The Boy had been watching him admiringly. "You will be one of the beauties when you come out, dear Israfil," he said. "They will photograph you and put you into the shop windows, cabinet size two-and-sixpence. Sounds rather vulgar, though, doesn't it? Savours of desecration, to my mind.

But, Israfil, you will certainly be the rage. One so seldom sees a good-looking man! Good-looking women are common enough and they make themselves still commoner nowadays," which remark coming from such a quarter amused the Tenor, whereupon the Boy became irate. "Oh, jeer away!"

he exclaimed; "but when you know Angelica as well as I do you will respect my knowledge of the subject."

But here the Tenor threw back his head, and groaned aloud.

"Boy, I protest!" he exclaimed. "I can endure your garrulousness, but I do bar your cynicism. If you can't be agreeable, be still. You're in a horrid bad temper"--and so saying the Tenor rose in his languid way, got a little table which he placed beside his chair, spread out his pipes upon it, and began to clean them with crows' quills, the Boy watching the operation the while with cheerful intentness.

"Pipes and tobacco and roses!" he said at last. "What a mixture it sounds!

But it doesn't look bad, dear Israfil," he added encouragingly.

The Tenor made no remark; his pipes seemed to be all engrossing.
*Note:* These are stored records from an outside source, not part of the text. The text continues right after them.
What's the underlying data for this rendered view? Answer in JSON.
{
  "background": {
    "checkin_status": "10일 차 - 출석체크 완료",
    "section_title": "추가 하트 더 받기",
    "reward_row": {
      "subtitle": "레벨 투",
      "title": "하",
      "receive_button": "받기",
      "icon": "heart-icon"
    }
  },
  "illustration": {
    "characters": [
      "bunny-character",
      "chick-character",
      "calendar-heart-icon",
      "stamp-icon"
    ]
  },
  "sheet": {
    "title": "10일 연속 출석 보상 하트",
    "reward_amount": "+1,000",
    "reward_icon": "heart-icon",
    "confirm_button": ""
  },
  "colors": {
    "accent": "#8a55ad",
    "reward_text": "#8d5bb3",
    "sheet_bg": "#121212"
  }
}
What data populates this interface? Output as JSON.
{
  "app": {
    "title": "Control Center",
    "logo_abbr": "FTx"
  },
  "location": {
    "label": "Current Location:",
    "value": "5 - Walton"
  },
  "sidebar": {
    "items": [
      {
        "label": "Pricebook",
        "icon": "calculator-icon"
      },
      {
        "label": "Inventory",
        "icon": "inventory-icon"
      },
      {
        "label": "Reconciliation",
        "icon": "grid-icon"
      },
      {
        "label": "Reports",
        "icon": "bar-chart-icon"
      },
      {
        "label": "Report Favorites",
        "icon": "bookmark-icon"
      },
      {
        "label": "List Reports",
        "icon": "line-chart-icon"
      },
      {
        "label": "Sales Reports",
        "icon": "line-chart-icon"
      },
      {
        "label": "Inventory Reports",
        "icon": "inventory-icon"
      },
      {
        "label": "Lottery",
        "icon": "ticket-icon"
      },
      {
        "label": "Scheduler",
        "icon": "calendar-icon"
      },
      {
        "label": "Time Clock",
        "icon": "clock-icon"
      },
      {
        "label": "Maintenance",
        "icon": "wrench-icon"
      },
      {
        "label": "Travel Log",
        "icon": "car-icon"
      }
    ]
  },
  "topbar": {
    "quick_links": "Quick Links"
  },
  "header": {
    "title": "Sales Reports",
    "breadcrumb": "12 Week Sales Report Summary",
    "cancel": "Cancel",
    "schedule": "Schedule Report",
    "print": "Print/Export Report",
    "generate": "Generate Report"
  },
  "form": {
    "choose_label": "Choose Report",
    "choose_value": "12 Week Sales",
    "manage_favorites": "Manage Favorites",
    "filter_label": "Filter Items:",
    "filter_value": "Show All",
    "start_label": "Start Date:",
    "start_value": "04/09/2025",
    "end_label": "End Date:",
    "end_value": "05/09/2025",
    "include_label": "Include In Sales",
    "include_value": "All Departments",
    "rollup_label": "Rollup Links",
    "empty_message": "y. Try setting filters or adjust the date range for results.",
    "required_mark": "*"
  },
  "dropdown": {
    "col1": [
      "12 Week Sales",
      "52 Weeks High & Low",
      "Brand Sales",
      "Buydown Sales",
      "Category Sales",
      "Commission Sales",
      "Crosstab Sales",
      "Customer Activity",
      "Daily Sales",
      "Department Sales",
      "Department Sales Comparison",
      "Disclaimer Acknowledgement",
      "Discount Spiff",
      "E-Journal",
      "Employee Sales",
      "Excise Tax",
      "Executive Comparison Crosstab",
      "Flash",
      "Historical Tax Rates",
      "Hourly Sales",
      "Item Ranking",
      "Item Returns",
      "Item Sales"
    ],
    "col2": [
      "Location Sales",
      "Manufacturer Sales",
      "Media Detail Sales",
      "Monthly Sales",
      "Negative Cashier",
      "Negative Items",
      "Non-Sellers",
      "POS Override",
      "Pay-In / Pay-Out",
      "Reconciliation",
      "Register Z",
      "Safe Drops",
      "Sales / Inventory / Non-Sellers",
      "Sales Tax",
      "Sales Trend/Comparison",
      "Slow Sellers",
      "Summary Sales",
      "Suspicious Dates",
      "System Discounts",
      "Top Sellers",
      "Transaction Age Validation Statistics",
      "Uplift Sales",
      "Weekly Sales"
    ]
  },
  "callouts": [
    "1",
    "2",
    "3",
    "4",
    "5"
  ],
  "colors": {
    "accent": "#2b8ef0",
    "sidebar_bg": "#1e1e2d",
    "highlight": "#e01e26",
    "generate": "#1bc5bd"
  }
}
He had just filled the bowl of one with a number of fuseeheads, cut off short, and now he popped in a light and corked them up. There was a tiny explosion on the instant, followed by a rush of smoke through the shank of the pipe, which swept it clean, and added musk and gunpowder to the already heavy odour of roses that filled the room.

The Boy, still lolling on the sofa observing the Tenor's proceedings with interest, drew up one leg, clasping his hands round it below the knee, and began to sing to himself in a monotonous undertone as was his wont.

"By-the-bye," the Tenor said, like one who suddenly remembers, "I found some verses after you were here the other night"--and he straightened himself to feel in his pockets--"I suppose you dropped them. Here they are." And then he leant back in his chair again and read aloud;

"When the winter storms were howling o'er the ocean, Leafless trees and sombre landscape cold and drear, Bitter winds, and driving rains, or white commotion Of the whirling snow that drifted far and near; Then my heart, which had been strong, was bowed and broken, I was crushed with sudden sense of loss and fear, Dull as silence pa.s.sed the days and brought no token Of a light to make the darkness disappear.

Would the grief that wrecked my life forever hold me?

Soon or later winter storms their ravage cease-- With the coming of the green leaves, something told me, With the coming of the green leaves there is peace.

When the bursting buds proclaim'd the spring time nearing.

Song of birds and scent of flowers everywhere, Drowsy drone of distant workers, and the cheering Hum of honey-seeking bees in all the air; Then my sorrow took swift wings and rose and left me; And I knew no more the aching of despair; Came again to me the joy that seemed bereft me, And for hope I changed the dreary weight of care.

With the winter tempests pa.s.s'd the storms of feeling, Soon and surely did their power to pain me cease, And the sunshine-lighted summer rose revealing With the coming of the green leaves there is peace."

The Tenor looked at the Boy when he had finished, shook his head mournfully, struck a match, set fire to the paper upon which the verses were written, and watched it burn with the air of a disappointed man.

"Don't make any more rhymes, Boy," he said; "don't write any more, at least, until you get out of the sickly sentimental stage. I thought I was prepared for the worst, but I really never imagined anything quite so bad as that."

The Boy, although he had listened to the lines with a fine affectation of enjoyment, was in no way discomposed by the Tenor's adverse criticism; he seemed, on the contrary, to enjoy that too, for he chuckled and hugged himself ecstatically before he replied.

"I should like to know," he said, with his uncanny grin, "how you found out those lines were mine, for I certainly never told you that I wrote them."

The Tenor's mind misgave him.

"Didn't you?" he said, looking at the ashes.